On 11826 March 1977, Luk Claes wrote:
> Who would you like to propose a release cycle to the project if not the
> Release Team?

This wasn't a proposal, this was a full fledged announcement and
decision. A proposal looks *much* different than a post to -announce.

> To be clear the Release Team cannot just decide what the release cycle
> will be, though we proposed a plan in the team's keynote at DebConf and
> the plan was welcomed by the audience. There were some important
> considerations though.

So, having like 20 (or a hundred) people within one talk room made this
the announce? Uh.

>> If we are going to do a yearly release, we need to announce it to the
>> developers more than 5 months before freeze. Too many people have too
>> many plans.
> We do not plan to do a yearly release, we plan to have a release about
> every 2 years while having a one time exception for next release by
> freezing this December.

Please reconsider this and move the freeze a year later. A freeze this
december *does* block about aall interesting things that we would want
to happen in squeeze. Squeeze wouldnt be more than a lenny+0.8 release
then. And thats really nothing *I* would love to attach my name too.

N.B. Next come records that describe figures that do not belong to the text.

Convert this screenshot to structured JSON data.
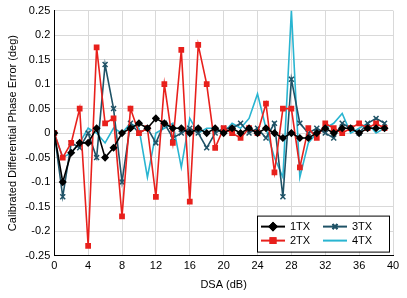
{
  "chart_data": {
    "type": "line",
    "x_label": "DSA (dB)",
    "y_label": "Calibrated Differential Phase Error (deg)",
    "x": [
      0,
      1,
      2,
      3,
      4,
      5,
      6,
      7,
      8,
      9,
      10,
      11,
      12,
      13,
      14,
      15,
      16,
      17,
      18,
      19,
      20,
      21,
      22,
      23,
      24,
      25,
      26,
      27,
      28,
      29,
      30,
      31,
      32,
      33,
      34,
      35,
      36,
      37,
      38,
      39
    ],
    "series": [
      {
        "name": "1TX",
        "color": "#000000",
        "marker": "diamond",
        "values": [
          0,
          -0.1,
          -0.04,
          -0.02,
          -0.02,
          0.01,
          -0.05,
          -0.03,
          0,
          0.01,
          0.02,
          0.01,
          0.03,
          0.02,
          0.01,
          0.01,
          0,
          0.01,
          0,
          0.01,
          0,
          0.01,
          0,
          0.01,
          0,
          0.01,
          0,
          -0.01,
          0,
          -0.01,
          -0.01,
          0,
          0.01,
          0,
          0.01,
          0.01,
          0,
          0.01,
          0.01,
          0.01
        ]
      },
      {
        "name": "2TX",
        "color": "#e8201c",
        "marker": "square",
        "values": [
          0,
          -0.05,
          -0.02,
          0.05,
          -0.23,
          0.175,
          0.02,
          0.03,
          -0.17,
          0.05,
          0,
          0.01,
          -0.13,
          0.1,
          -0.02,
          0.17,
          -0.14,
          0.18,
          0.1,
          -0.03,
          0.01,
          0,
          -0.01,
          0.01,
          0,
          0.06,
          -0.08,
          0.05,
          0.05,
          -0.07,
          0.01,
          -0.01,
          0.02,
          0.01,
          0,
          0.01,
          0.02,
          0.01,
          0.02,
          0.01
        ]
      },
      {
        "name": "3TX",
        "color": "#1f5266",
        "marker": "cross",
        "values": [
          0,
          -0.13,
          -0.02,
          -0.03,
          0,
          -0.05,
          0.14,
          0.05,
          -0.1,
          0.02,
          0,
          0.01,
          -0.02,
          0.02,
          -0.01,
          0,
          0.01,
          0,
          -0.03,
          0,
          0.01,
          0.01,
          0.02,
          0,
          0.01,
          -0.01,
          0.02,
          -0.13,
          0.11,
          0.02,
          0,
          0.01,
          0,
          -0.01,
          0.02,
          0.01,
          0,
          0.02,
          0.03,
          0.02
        ]
      },
      {
        "name": "4TX",
        "color": "#29b5d1",
        "marker": "none",
        "values": [
          0,
          -0.05,
          -0.04,
          -0.02,
          0.01,
          0,
          -0.02,
          0.01,
          0,
          0.02,
          0.01,
          -0.09,
          0,
          0.01,
          0.02,
          -0.07,
          0.03,
          0,
          0.01,
          0.01,
          0,
          0.02,
          0.01,
          0.03,
          0.08,
          0.01,
          -0.05,
          -0.09,
          0.25,
          -0.09,
          -0.02,
          0,
          0.01,
          0.02,
          0.04,
          0,
          0.01,
          0.02,
          0,
          0.01
        ]
      }
    ],
    "xlim": [
      0,
      40
    ],
    "xticks": [
      0,
      4,
      8,
      12,
      16,
      20,
      24,
      28,
      32,
      36,
      40
    ],
    "ylim": [
      -0.25,
      0.25
    ],
    "yticks": [
      -0.25,
      -0.2,
      -0.15,
      -0.1,
      -0.05,
      0,
      0.05,
      0.1,
      0.15,
      0.2,
      0.25
    ],
    "grid": true,
    "legend": "lower right"
  }
}
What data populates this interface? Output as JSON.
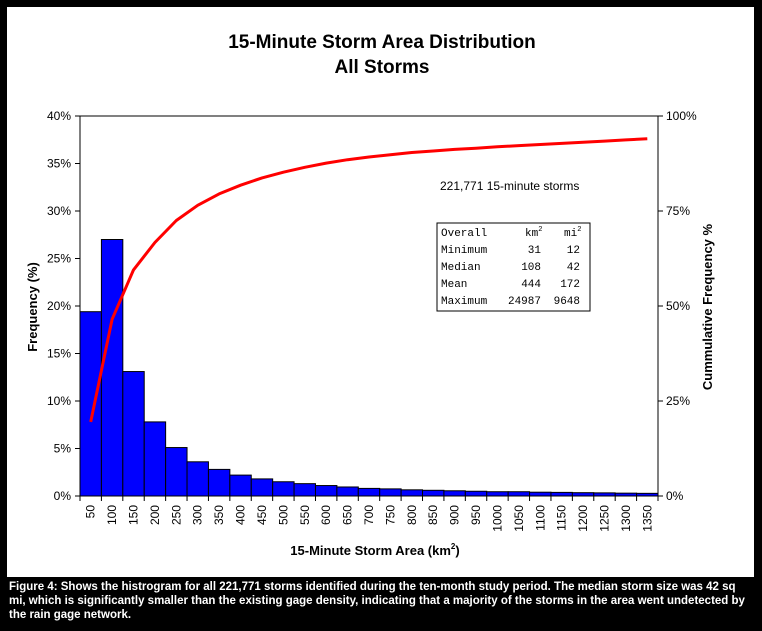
{
  "chart_data": {
    "type": "bar",
    "title": "15-Minute Storm Area Distribution",
    "subtitle": "All Storms",
    "xlabel": "15-Minute Storm Area (km",
    "xlabel_sup": "2",
    "xlabel_end": ")",
    "ylabel": "Frequency (%)",
    "y2label": "Cummulative Frequency %",
    "categories": [
      "50",
      "100",
      "150",
      "200",
      "250",
      "300",
      "350",
      "400",
      "450",
      "500",
      "550",
      "600",
      "650",
      "700",
      "750",
      "800",
      "850",
      "900",
      "950",
      "1000",
      "1050",
      "1100",
      "1150",
      "1200",
      "1250",
      "1300",
      "1350"
    ],
    "series": [
      {
        "kind": "bar",
        "axis": "left",
        "color": "#0000ff",
        "values": [
          19.4,
          27.0,
          13.1,
          7.8,
          5.1,
          3.6,
          2.8,
          2.2,
          1.8,
          1.5,
          1.3,
          1.1,
          0.95,
          0.8,
          0.75,
          0.65,
          0.6,
          0.55,
          0.5,
          0.45,
          0.45,
          0.4,
          0.38,
          0.35,
          0.33,
          0.3,
          0.28
        ]
      },
      {
        "kind": "line",
        "axis": "right",
        "color": "#ff0000",
        "values": [
          19.5,
          46.5,
          59.5,
          66.7,
          72.5,
          76.5,
          79.5,
          81.8,
          83.7,
          85.2,
          86.5,
          87.6,
          88.5,
          89.2,
          89.8,
          90.4,
          90.8,
          91.2,
          91.5,
          91.9,
          92.2,
          92.5,
          92.8,
          93.1,
          93.4,
          93.7,
          94.0
        ]
      }
    ],
    "ylim": [
      0,
      40
    ],
    "y2lim": [
      0,
      100
    ],
    "yticks": [
      "0%",
      "5%",
      "10%",
      "15%",
      "20%",
      "25%",
      "30%",
      "35%",
      "40%"
    ],
    "y2ticks": [
      "0%",
      "25%",
      "50%",
      "75%",
      "100%"
    ],
    "grid": false,
    "annotation": "221,771 15-minute storms",
    "stats_table": {
      "header": [
        "Overall",
        "km",
        "mi"
      ],
      "header_sup": [
        "",
        "2",
        "2"
      ],
      "rows": [
        [
          "Minimum",
          "31",
          "12"
        ],
        [
          "Median",
          "108",
          "42"
        ],
        [
          "Mean",
          "444",
          "172"
        ],
        [
          "Maximum",
          "24987",
          "9648"
        ]
      ]
    }
  },
  "caption": "Figure 4: Shows the histrogram for all 221,771 storms identified during the ten-month study period.  The median storm size was 42 sq mi, which is significantly smaller than the existing gage density, indicating that a majority of the storms in the area went undetected by the rain gage network.",
  "colors": {
    "bar": "#0000ff",
    "line": "#ff0000",
    "background": "#000000",
    "panel": "#ffffff"
  }
}
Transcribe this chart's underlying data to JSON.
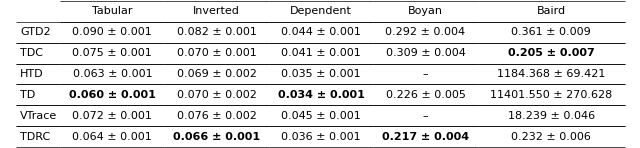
{
  "columns": [
    "Tabular",
    "Inverted",
    "Dependent",
    "Boyan",
    "Baird"
  ],
  "rows": [
    "GTD2",
    "TDC",
    "HTD",
    "TD",
    "VTrace",
    "TDRC"
  ],
  "cells": [
    [
      "0.090 ± 0.001",
      "0.082 ± 0.001",
      "0.044 ± 0.001",
      "0.292 ± 0.004",
      "0.361 ± 0.009"
    ],
    [
      "0.075 ± 0.001",
      "0.070 ± 0.001",
      "0.041 ± 0.001",
      "0.309 ± 0.004",
      "0.205 ± 0.007"
    ],
    [
      "0.063 ± 0.001",
      "0.069 ± 0.002",
      "0.035 ± 0.001",
      "–",
      "1184.368 ± 69.421"
    ],
    [
      "0.060 ± 0.001",
      "0.070 ± 0.002",
      "0.034 ± 0.001",
      "0.226 ± 0.005",
      "11401.550 ± 270.628"
    ],
    [
      "0.072 ± 0.001",
      "0.076 ± 0.002",
      "0.045 ± 0.001",
      "–",
      "18.239 ± 0.046"
    ],
    [
      "0.064 ± 0.001",
      "0.066 ± 0.001",
      "0.036 ± 0.001",
      "0.217 ± 0.004",
      "0.232 ± 0.006"
    ]
  ],
  "bold_cells": [
    [
      [
        3,
        0
      ],
      [
        3,
        2
      ]
    ],
    [
      [
        1,
        4
      ]
    ],
    [],
    [
      [
        3,
        0
      ],
      [
        3,
        2
      ]
    ],
    [],
    [
      [
        5,
        1
      ],
      [
        5,
        3
      ]
    ]
  ],
  "fig_width": 6.4,
  "fig_height": 1.48
}
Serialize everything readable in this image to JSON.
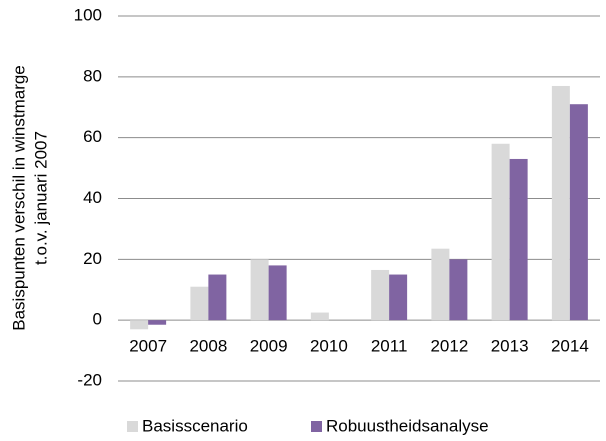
{
  "chart_data": {
    "type": "bar",
    "ylabel": [
      "Basispunten verschil in winstmarge",
      "t.o.v. januari 2007"
    ],
    "categories": [
      "2007",
      "2008",
      "2009",
      "2010",
      "2011",
      "2012",
      "2013",
      "2014"
    ],
    "series": [
      {
        "name": "Basisscenario",
        "color": "#d9d9d9",
        "values": [
          -3,
          11,
          20,
          2.5,
          16.5,
          23.5,
          58,
          77
        ]
      },
      {
        "name": "Robuustheidsanalyse",
        "color": "#8064a2",
        "values": [
          -1.5,
          15,
          18,
          0,
          15,
          20,
          53,
          71
        ]
      }
    ],
    "ylim": [
      -20,
      100
    ],
    "yticks": [
      -20,
      0,
      20,
      40,
      60,
      80,
      100
    ],
    "grid": true,
    "legend": "bottom"
  }
}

>> I'm considering how we can get this decision undone.  Anyone up for
>> helping with that?
> Very constructive... what plan do you have in mind that will be shared
> by the Release Team and the project as a whole?

Sorry, but this style of announce unfortunately asked for such replies.


>> The text was coordinated within the entire press team, our release
>> masters, the head of the technical commitee and the DPL.
> So that's the new secret cabal taking our decisions?

The release team, and the other people mentioned are hardly a secret
cabal. Don't be ridiculous.


On 11826 March 1977, Sandro Tosi wrote:
> bullshit! we are trading quality for what? We release when it's ready,
> not when the clock ticks. it's completely a non-sense, and it's
> generating only bad feelings in developers and users.

It would be so nice if people could simply behave and keep  civil
discussion tone.

On 11826 March 1977, Marc Haber wrote:
> I do sincerely hope that there will be a GR to overrule this decision.

I do sincerely hope noone is that stupid yet.

-- 
bye, Joerg
00:00:11 <LupusE> goebelmeier: http://ftp-master.debian.org/new.html <-
warum steht hier 'mplayer'? ist das eine whishlist?